I have elected not to spend time talking about the melanoma program (BNC420) which is a neat story but seems to just ignore the fact that melanoma is known to have many different metastatic mechanisms. Notwithstanding BNO’s impressive success in engaging with Merck, I am not going to bore you with commentary about the probability of success of an Alzheimer’s drug (0%), let alone a CNS drug (<5%). They could be beautiful molecules but all it means is those particular assets are at the speculative end of the spectrum when trying to work out what this company is really worth.

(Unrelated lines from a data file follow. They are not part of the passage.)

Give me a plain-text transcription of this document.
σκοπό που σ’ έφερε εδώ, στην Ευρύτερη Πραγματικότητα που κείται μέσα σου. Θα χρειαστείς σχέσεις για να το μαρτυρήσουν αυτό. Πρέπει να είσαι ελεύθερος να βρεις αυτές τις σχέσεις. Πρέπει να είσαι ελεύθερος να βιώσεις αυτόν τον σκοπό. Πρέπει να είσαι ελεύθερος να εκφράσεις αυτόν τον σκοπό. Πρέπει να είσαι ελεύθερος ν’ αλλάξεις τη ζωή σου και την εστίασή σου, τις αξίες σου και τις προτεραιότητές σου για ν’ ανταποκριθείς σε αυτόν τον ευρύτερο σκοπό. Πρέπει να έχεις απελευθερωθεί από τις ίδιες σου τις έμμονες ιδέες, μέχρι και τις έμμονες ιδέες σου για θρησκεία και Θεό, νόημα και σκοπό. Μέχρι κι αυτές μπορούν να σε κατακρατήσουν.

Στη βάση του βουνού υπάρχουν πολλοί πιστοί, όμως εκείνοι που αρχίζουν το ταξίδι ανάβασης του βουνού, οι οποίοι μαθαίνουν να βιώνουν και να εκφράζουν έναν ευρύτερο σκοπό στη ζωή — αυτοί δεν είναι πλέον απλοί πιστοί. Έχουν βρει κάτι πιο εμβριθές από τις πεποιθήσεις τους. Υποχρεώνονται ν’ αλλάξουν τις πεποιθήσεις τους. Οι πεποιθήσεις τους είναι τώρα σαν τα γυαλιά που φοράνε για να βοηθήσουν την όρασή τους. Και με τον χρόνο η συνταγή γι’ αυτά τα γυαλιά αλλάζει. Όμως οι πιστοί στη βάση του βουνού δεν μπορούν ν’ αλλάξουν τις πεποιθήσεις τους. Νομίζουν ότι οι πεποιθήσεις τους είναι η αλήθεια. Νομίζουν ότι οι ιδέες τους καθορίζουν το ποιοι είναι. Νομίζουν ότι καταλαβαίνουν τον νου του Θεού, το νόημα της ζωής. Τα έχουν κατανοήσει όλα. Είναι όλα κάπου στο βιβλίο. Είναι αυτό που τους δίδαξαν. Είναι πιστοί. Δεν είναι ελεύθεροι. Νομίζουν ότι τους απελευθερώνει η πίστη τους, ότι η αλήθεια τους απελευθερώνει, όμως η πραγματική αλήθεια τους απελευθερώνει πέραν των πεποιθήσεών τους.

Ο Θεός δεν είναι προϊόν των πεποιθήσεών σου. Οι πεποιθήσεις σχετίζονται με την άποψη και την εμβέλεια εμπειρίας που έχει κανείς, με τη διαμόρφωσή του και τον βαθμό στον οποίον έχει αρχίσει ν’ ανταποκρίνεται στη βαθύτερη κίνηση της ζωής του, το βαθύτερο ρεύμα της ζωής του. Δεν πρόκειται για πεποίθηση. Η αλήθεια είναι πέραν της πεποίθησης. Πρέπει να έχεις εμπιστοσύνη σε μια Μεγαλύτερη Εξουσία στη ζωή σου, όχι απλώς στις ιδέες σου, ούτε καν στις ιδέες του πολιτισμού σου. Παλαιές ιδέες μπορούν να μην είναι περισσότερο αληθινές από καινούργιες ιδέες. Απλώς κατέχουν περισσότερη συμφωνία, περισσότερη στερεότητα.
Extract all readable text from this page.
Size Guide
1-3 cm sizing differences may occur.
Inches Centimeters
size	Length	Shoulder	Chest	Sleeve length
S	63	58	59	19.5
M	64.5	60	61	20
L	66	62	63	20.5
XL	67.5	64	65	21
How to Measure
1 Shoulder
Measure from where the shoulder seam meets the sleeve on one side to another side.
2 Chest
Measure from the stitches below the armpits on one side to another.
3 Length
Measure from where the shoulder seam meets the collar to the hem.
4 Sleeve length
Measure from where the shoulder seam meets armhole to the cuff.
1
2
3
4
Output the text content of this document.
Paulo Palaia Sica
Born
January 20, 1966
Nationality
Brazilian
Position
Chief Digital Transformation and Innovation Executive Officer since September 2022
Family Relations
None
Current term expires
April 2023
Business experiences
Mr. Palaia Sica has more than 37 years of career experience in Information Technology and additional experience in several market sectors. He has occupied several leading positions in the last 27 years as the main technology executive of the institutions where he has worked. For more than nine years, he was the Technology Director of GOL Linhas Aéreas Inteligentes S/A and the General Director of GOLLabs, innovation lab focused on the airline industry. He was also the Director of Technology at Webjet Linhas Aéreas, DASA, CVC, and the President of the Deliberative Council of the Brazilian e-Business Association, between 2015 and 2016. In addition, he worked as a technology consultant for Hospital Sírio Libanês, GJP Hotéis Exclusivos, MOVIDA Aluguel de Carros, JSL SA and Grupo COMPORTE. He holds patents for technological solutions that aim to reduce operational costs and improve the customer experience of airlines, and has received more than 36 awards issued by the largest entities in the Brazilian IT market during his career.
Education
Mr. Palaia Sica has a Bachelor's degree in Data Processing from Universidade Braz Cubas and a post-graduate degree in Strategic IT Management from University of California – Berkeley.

In short, this is a company that is commercially aggressive and has shown that it can play with the big boys. At first blush, it does a lot of things well, including promoting itself. However the science is fundamentally weak and the lack of visible clinical data to substantiate the company’s claims is a real concern. Let’s hope that this is something that the management team recognises as an area for improvement in the future. Only when that improvement happens, and not before, will the company be able to justify its current market cap.